For a while, things were looking fairly optimistic out at Foot Locker (NYSE: FL). There was a building business case for buying in as recently as late November. New partnerships were emerging, and a genuinely worthwhile long-term case was building for the company. New word out of Susquehanna, however, suggests that the good times that were building for Foot Locker have already started to sour.
Same-Store Sales Issues Prompt Concern
Susquehanna, the reports note, ran a set of “proprietary checks,” which offered some insight into Foot Locker's current operations. The news came back like an oil dipstick that comes out dry.
One of the biggest problems came with same-store sales issues. Reports suggested that Foot Locker may be the next brand to post a same-store sales loss with the concluded 2019 holiday shopping season. The checks Susquehanna ran found potential troubles on several fronts, including issues with some of the store's major brand connections like Adidas (Xetra:ADS) and Nike (NYSE: NKE). Apparently, the sales made on these brands likely weren't sufficient to drive sales enough to surpass levels seen in 2018.
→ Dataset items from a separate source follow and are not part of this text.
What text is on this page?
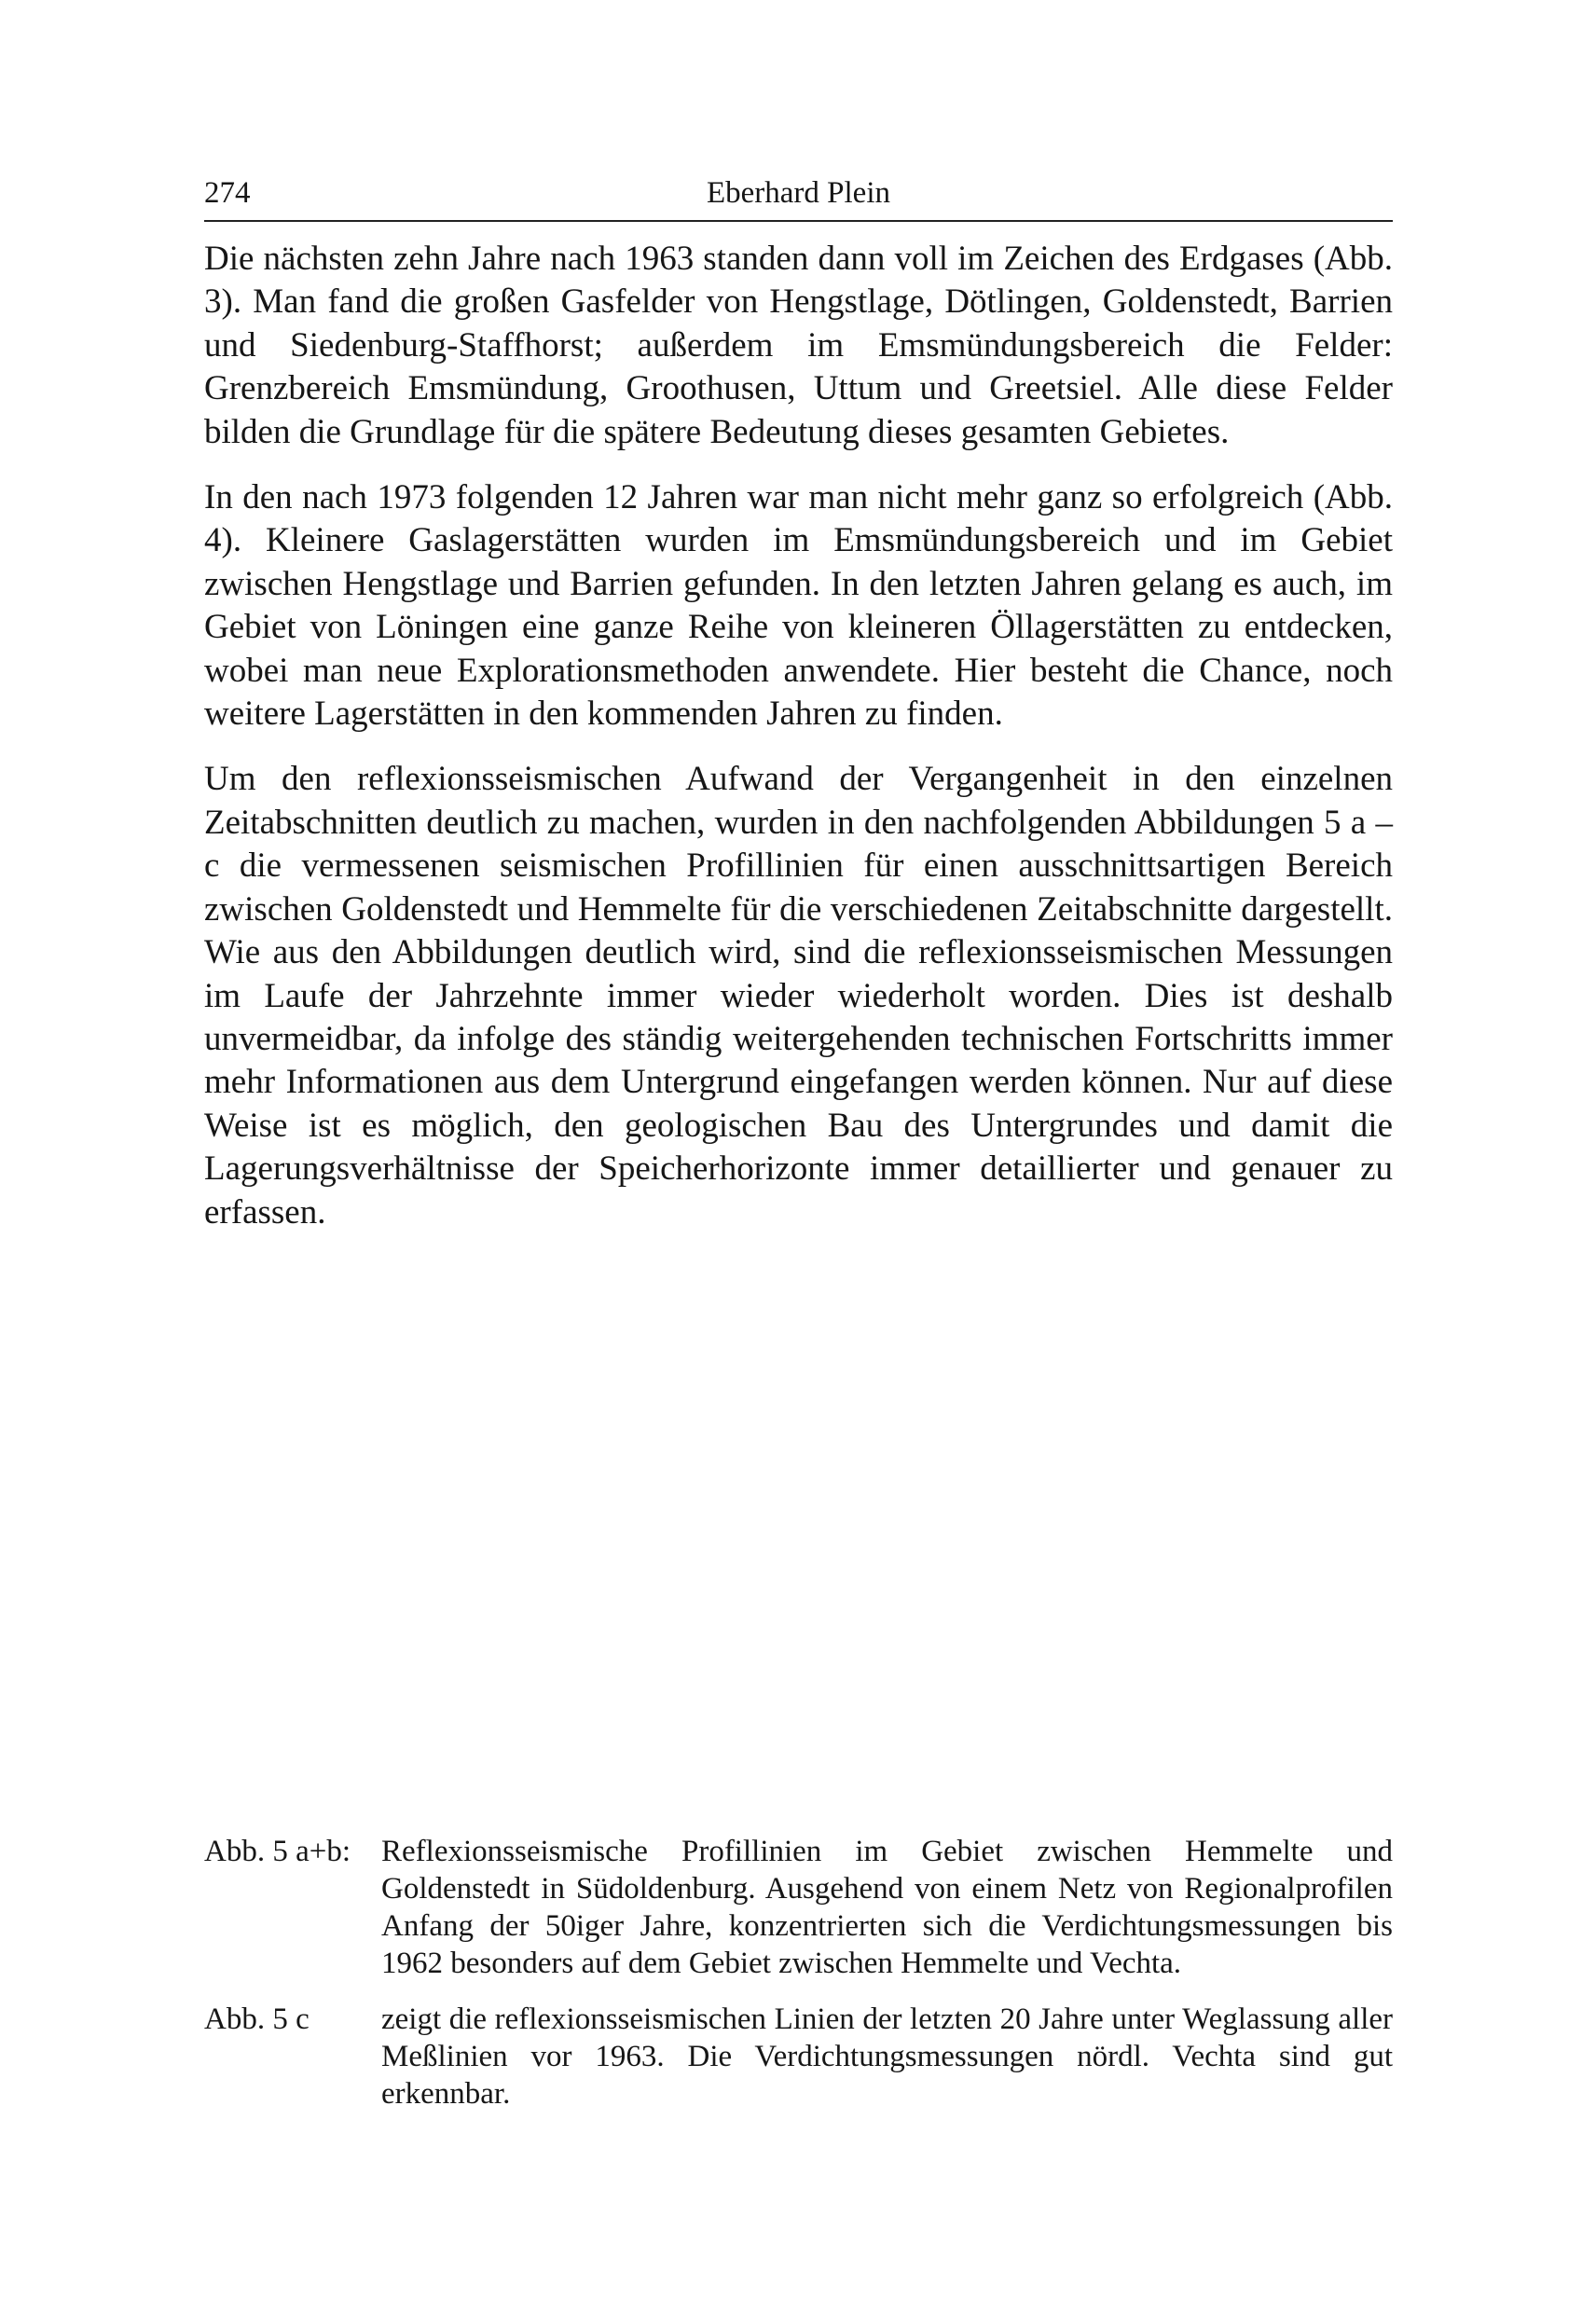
274	Eberhard Plein

Die nächsten zehn Jahre nach 1963 standen dann voll im Zeichen des Erdgases (Abb. 3). Man fand die großen Gasfelder von Hengstlage, Dötlingen, Goldenstedt, Barrien und Siedenburg-Staffhorst; außerdem im Emsmündungsbereich die Felder: Grenzbereich Emsmündung, Groothusen, Uttum und Greetsiel. Alle diese Felder bilden die Grundlage für die spätere Bedeutung dieses gesamten Gebietes.

In den nach 1973 folgenden 12 Jahren war man nicht mehr ganz so erfolgreich (Abb. 4). Kleinere Gaslagerstätten wurden im Emsmündungsbereich und im Gebiet zwischen Hengstlage und Barrien gefunden. In den letzten Jahren gelang es auch, im Gebiet von Löningen eine ganze Reihe von kleineren Öllagerstätten zu entdecken, wobei man neue Explorationsmethoden anwendete. Hier besteht die Chance, noch weitere Lagerstätten in den kommenden Jahren zu finden.

Um den reflexionsseismischen Aufwand der Vergangenheit in den einzelnen Zeitabschnitten deutlich zu machen, wurden in den nachfolgenden Abbildungen 5 a – c die vermessenen seismischen Profillinien für einen ausschnittsartigen Bereich zwischen Goldenstedt und Hemmelte für die verschiedenen Zeitabschnitte dargestellt. Wie aus den Abbildungen deutlich wird, sind die reflexionsseismischen Messungen im Laufe der Jahrzehnte immer wieder wiederholt worden. Dies ist deshalb unvermeidbar, da infolge des ständig weitergehenden technischen Fortschritts immer mehr Informationen aus dem Untergrund eingefangen werden können. Nur auf diese Weise ist es möglich, den geologischen Bau des Untergrundes und damit die Lagerungsverhältnisse der Speicherhorizonte immer detaillierter und genauer zu erfassen.

Abb. 5 a+b: Reflexionsseismische Profillinien im Gebiet zwischen Hemmelte und Goldenstedt in Südoldenburg. Ausgehend von einem Netz von Regionalprofilen Anfang der 50iger Jahre, konzentrierten sich die Verdichtungsmessungen bis 1962 besonders auf dem Gebiet zwischen Hemmelte und Vechta.
Abb. 5 c	zeigt die reflexionsseismischen Linien der letzten 20 Jahre unter Weglassung aller Meßlinien vor 1963. Die Verdichtungsmessungen nördl. Vechta sind gut erkennbar.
That would be bad enough by itself, but the troubles continued from there. The analysis found that the updates that Foot Locker made didn't have quite the impact that was originally projected, which further hamstrung Foot Locker's fortunes.
Perhaps worst of all, new competition emerged for Foot Locker in the form of UK import JD Sports, which has been actively retooling its business model to better compete in the US market. With JD Sports about to open a Times Square store in New York—just like Target (NYSE: TGT) was looking to do—that's going to put particular pressure on Foot Locker going forward. Word that JD Sports (LSE: JD.L) was also poised to get exclusive shoes and the like from both Nike and Adidas, meanwhile, proved to be the icing on an already-unpleasant cake for Foot Locker.
A Troubling Forecast, But Not Insurmountable
Analysts at Susquehanna subsequently cut not only Foot Locker's rating—dropping it from “positive” to “neutral”—the analysts also took aim at Foot Locker's price target, dropping it from $47 per share to $41. The news wasn't all bad, however, as the analysts noted that Foot Locker was likely to miss its fourth-quarter 2019 guidance figures, but achieve the full-year target, albeit on the lower end.
Even the silver lining is a bit tarnished; Foot Locker's miss is from relatively flat guidance, to begin with, so it's not like the company just wildly overestimated and came out ahead, but not as ahead as expected. Worse, the full-year guidance wasn't exactly a ball of fire either, with low-single-digit projections.
Things certainly aren't all bad at Foot Locker. The stock in early trading was actually up a bit off its previous close as of this writing. It also has some positives going for it; just back in November, we were looking to Foot Locker as a potential buy thanks to Amazon's loss of Nike products.
The Mall Curse Continues
If there's one thing we've seen out of 2019 in retail—and we're starting to see it in 2020 too—it's that the mall curse seems to be well in play and carrying on. We've seen Children's Place (NASDAQ: PLCE) take a beating with its Gymboree relaunch failures, and we've seen American Eagle (NYSE: AEO) look downright bedraggled in recent days. Yet meanwhile, and probably just down the street, Target has made an almost staggering come back with a greater focus on online selling and the use of its store network as a faster and easier fulfillment center.
Malls—and by extension mall stores—just don't have the draw they once did. Like the classic video arcade, they've been replaced by wholly home-based equivalents, and there's just not much need to drive somewhere to experience the latest offerings. Retailers are making some adjustments to help here—Target is still living proof of that—but the adjustments aren't being seen all over and are having disparate effects accordingly.
The future of retail is increasingly online, and while astute brick-and-mortar shops are making changes accordingly, some retailers are likely to find themselves on the short end of this particular stick.